When you have spread your rubber blanket, you will be
possessed of a bed as soft and a great deal more aromatic and luxurious
than any you would be able to buy in town.
Your next care is to clear a living space in front of the tent. This
will take you about twenty seconds, for you need not be particular as
to stumps, hummocks, or small brush. All you want is room for cooking,
and suitable space for spreading out your provisions. But do not
unpack anything yet.
Your fireplace you will build of two green logs laid side by side. The
fire is to be made between them. They should converge slightly, in
order that the utensils to be rested across them may be of various
sizes. If your vicinity yields flat stones, they build up even better
than the logs--unless they happen to be of granite. Granite explodes
most disconcertingly. Poles sharpened, driven upright into the ground,
and then pressed down to slant over the fireplace, will hold your
kettles a suitable height above the blaze.
Fuel should be your next thought. A roll of birch bark first of all.

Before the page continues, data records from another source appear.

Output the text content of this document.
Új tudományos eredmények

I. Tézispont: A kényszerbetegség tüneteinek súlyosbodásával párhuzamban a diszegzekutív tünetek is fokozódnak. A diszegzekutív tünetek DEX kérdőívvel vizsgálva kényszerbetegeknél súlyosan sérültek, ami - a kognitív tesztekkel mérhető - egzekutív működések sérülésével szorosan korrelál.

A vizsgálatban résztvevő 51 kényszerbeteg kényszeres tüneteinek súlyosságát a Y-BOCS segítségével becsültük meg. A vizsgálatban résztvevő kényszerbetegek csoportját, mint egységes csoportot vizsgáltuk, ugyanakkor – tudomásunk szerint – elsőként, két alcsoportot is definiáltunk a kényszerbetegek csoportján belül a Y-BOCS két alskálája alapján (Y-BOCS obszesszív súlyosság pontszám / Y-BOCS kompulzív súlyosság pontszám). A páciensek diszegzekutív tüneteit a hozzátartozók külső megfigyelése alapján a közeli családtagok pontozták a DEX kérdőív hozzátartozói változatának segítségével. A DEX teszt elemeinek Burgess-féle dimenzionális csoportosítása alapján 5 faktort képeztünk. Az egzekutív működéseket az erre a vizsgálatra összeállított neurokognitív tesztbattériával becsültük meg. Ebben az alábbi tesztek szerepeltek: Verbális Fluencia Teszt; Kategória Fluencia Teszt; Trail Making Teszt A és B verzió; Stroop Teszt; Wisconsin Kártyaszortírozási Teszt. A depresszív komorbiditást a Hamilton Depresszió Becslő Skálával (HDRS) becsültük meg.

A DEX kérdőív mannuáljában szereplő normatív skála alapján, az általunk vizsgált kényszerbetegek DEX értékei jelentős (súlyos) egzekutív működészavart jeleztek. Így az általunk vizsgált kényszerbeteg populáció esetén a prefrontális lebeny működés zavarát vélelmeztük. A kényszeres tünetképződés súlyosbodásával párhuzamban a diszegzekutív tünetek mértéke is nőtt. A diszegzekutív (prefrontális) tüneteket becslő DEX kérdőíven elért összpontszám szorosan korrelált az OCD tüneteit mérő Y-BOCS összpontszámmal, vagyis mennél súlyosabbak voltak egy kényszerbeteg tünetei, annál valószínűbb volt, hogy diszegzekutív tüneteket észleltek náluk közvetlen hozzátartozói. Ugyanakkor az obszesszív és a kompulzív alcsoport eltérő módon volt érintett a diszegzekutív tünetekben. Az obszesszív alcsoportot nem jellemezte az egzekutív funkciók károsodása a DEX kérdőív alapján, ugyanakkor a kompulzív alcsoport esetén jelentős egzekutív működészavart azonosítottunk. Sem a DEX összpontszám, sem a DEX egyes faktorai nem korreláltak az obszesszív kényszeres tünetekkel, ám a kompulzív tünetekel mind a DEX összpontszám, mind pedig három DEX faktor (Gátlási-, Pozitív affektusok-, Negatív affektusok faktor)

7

Then some of the small, dry, resinous branches that stick out from the
trunks of medium-sized pines, living or dead. Finally, the wood
itself. If you are merely cooking supper, and have no thought for a
warmth-fire or a friendship-fire, I should advise you to stick to the
dry pine branches, helped out, in the interest of coals for frying, by
a little dry maple or birch. If you need more of a blaze, you will
have to search out, fell, and split a standing dead tree.